Saturday 23 April 2016

A union has just been fined almost

a million dollars. That's right, almost a million dollars.
The fines are for breaches of workplace laws, for things like threatening to walk off the job  unless the union's flag is affixed to a crane and for entering a workplace without permission when permission was required. They claim the latter was to "collect asbestos reports" which would, presumably, be concerned with worker safety.
I don't know what will happen next. It's a powerful union. It may well appeal or try to bring on more industrial action - and in ways that others can do little about. '
But why should the union's flag be flown on a building site  belonging to someone else? Is it simply that they want to boast about their presence there? And why didn't they simply ask for the reports? If they weren't given them then they could have got an almost immediate order for access to them.
It's all about power of course. Unions are used to dictating and they want to go on doing so. They don't want to relinquish any of the power they once had. There are still plenty of building sites where the "no ticket, no work" rule applies even though it is no longer "compulsory". 
And of course union officials will claim that they are acting in the best interests of their members.
I think that's what bothers me though. How is it that unions have the sort of money available which would, potentially, enable them to pay such a large fine? How can they pay it and all the legal fees they must have incurred? Why is it that their members apparently accept all this? Where is the money for the inevitable election campaign advertising come from? Are such things really for the direct benefit of those the union represents? If they have so much money why do they need government grants to run "training" programmes?
I am nervous of unions now.
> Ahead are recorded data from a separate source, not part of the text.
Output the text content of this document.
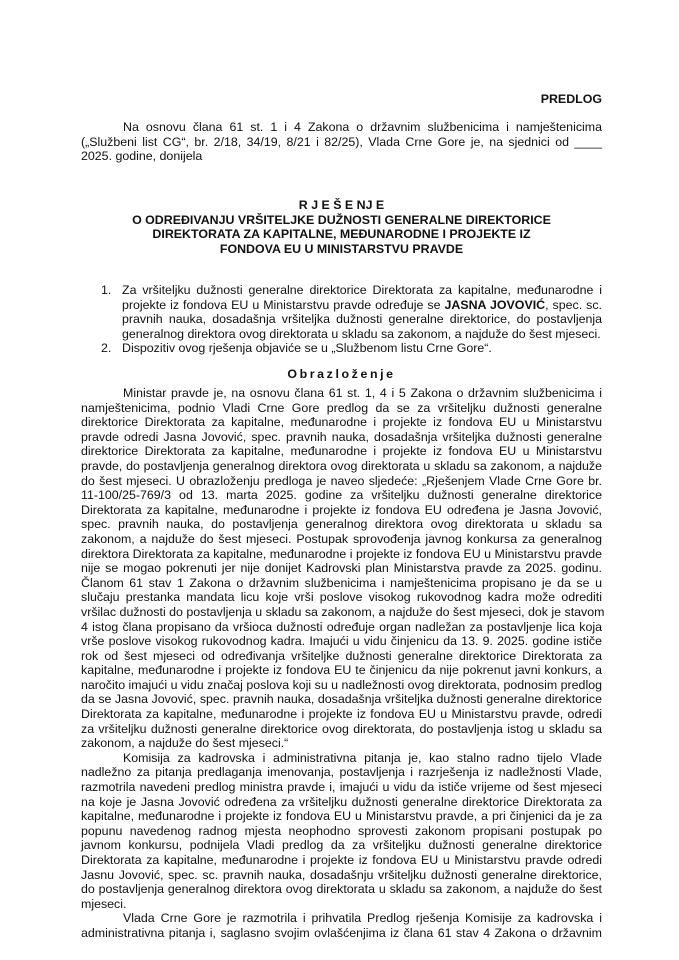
PREDLOG
Na osnovu člana 61 st. 1 i 4 Zakona o državnim službenicima i namještenicima
(„Službeni list CG“, br. 2/18, 34/19, 8/21 i 82/25), Vlada Crne Gore je, na sjednici od ____
2025. godine, donijela
R J E Š E NJ E
O ODREĐIVANJU VRŠITELJKE DUŽNOSTI GENERALNE DIREKTORICE
DIREKTORATA ZA KAPITALNE, MEĐUNARODNE I PROJEKTE IZ
FONDOVA EU U MINISTARSTVU PRAVDE
1. Za vršiteljku dužnosti generalne direktorice Direktorata za kapitalne, međunarodne i
projekte iz fondova EU u Ministarstvu pravde određuje se JASNA JOVOVIĆ, spec. sc.
pravnih nauka, dosadašnja vršiteljka dužnosti generalne direktorice, do postavljenja
generalnog direktora ovog direktorata u skladu sa zakonom, a najduže do šest mjeseci.
2. Dispozitiv ovog rješenja objaviće se u „Službenom listu Crne Gore“.
Obrazloženje
Ministar pravde je, na osnovu člana 61 st. 1, 4 i 5 Zakona o državnim službenicima i
namještenicima, podnio Vladi Crne Gore predlog da se za vršiteljku dužnosti generalne
direktorice Direktorata za kapitalne, međunarodne i projekte iz fondova EU u Ministarstvu
pravde odredi Jasna Jovović, spec. pravnih nauka, dosadašnja vršiteljka dužnosti generalne
direktorice Direktorata za kapitalne, međunarodne i projekte iz fondova EU u Ministarstvu
pravde, do postavljenja generalnog direktora ovog direktorata u skladu sa zakonom, a najduže
do šest mjeseci. U obrazloženju predloga je naveo sljedeće: „Rješenjem Vlade Crne Gore br.
11-100/25-769/3 od 13. marta 2025. godine za vršiteljku dužnosti generalne direktorice
Direktorata za kapitalne, međunarodne i projekte iz fondova EU određena je Jasna Jovović,
spec. pravnih nauka, do postavljenja generalnog direktora ovog direktorata u skladu sa
zakonom, a najduže do šest mjeseci. Postupak sprovođenja javnog konkursa za generalnog
direktora Direktorata za kapitalne, međunarodne i projekte iz fondova EU u Ministarstvu pravde
nije se mogao pokrenuti jer nije donijet Kadrovski plan Ministarstva pravde za 2025. godinu.
Članom 61 stav 1 Zakona o državnim službenicima i namještenicima propisano je da se u
slučaju prestanka mandata licu koje vrši poslove visokog rukovodnog kadra može odrediti
vršilac dužnosti do postavljenja u skladu sa zakonom, a najduže do šest mjeseci, dok je stavom
4 istog člana propisano da vršioca dužnosti određuje organ nadležan za postavljenje lica koja
vrše poslove visokog rukovodnog kadra. Imajući u vidu činjenicu da 13. 9. 2025. godine ističe
rok od šest mjeseci od određivanja vršiteljke dužnosti generalne direktorice Direktorata za
kapitalne, međunarodne i projekte iz fondova EU te činjenicu da nije pokrenut javni konkurs, a
naročito imajući u vidu značaj poslova koji su u nadležnosti ovog direktorata, podnosim predlog
da se Jasna Jovović, spec. pravnih nauka, dosadašnja vršiteljka dužnosti generalne direktorice
Direktorata za kapitalne, međunarodne i projekte iz fondova EU u Ministarstvu pravde, odredi
za vršiteljku dužnosti generalne direktorice ovog direktorata, do postavljenja istog u skladu sa
zakonom, a najduže do šest mjeseci.“
Komisija za kadrovska i administrativna pitanja je, kao stalno radno tijelo Vlade
nadležno za pitanja predlaganja imenovanja, postavljenja i razrješenja iz nadležnosti Vlade,
razmotrila navedeni predlog ministra pravde i, imajući u vidu da ističe vrijeme od šest mjeseci
na koje je Jasna Jovović određena za vršiteljku dužnosti generalne direktorice Direktorata za
kapitalne, međunarodne i projekte iz fondova EU u Ministarstvu pravde, a pri činjenici da je za
popunu navedenog radnog mjesta neophodno sprovesti zakonom propisani postupak po
javnom konkursu, podnijela Vladi predlog da za vršiteljku dužnosti generalne direktorice
Direktorata za kapitalne, međunarodne i projekte iz fondova EU u Ministarstvu pravde odredi
Jasnu Jovović, spec. sc. pravnih nauka, dosadašnju vršiteljku dužnosti generalne direktorice,
do postavljenja generalnog direktora ovog direktorata u skladu sa zakonom, a najduže do šest
mjeseci.
Vlada Crne Gore je razmotrila i prihvatila Predlog rješenja Komisije za kadrovska i
administrativna pitanja i, saglasno svojim ovlašćenjima iz člana 61 stav 4 Zakona o državnim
I remember that union car with "Your rights at work" on the side driving off after I was threatened by - presumably - two union members who told me that they didn't like the letter I had written to the editor about the way the unions had abused their considerable power. Apparently those two men had nothing better to do on an otherwise quiet Sunday morning.
I would have been happier if they had really been running a weekend training course for some of their members. Isn't that the sort of thing they should be spending money on?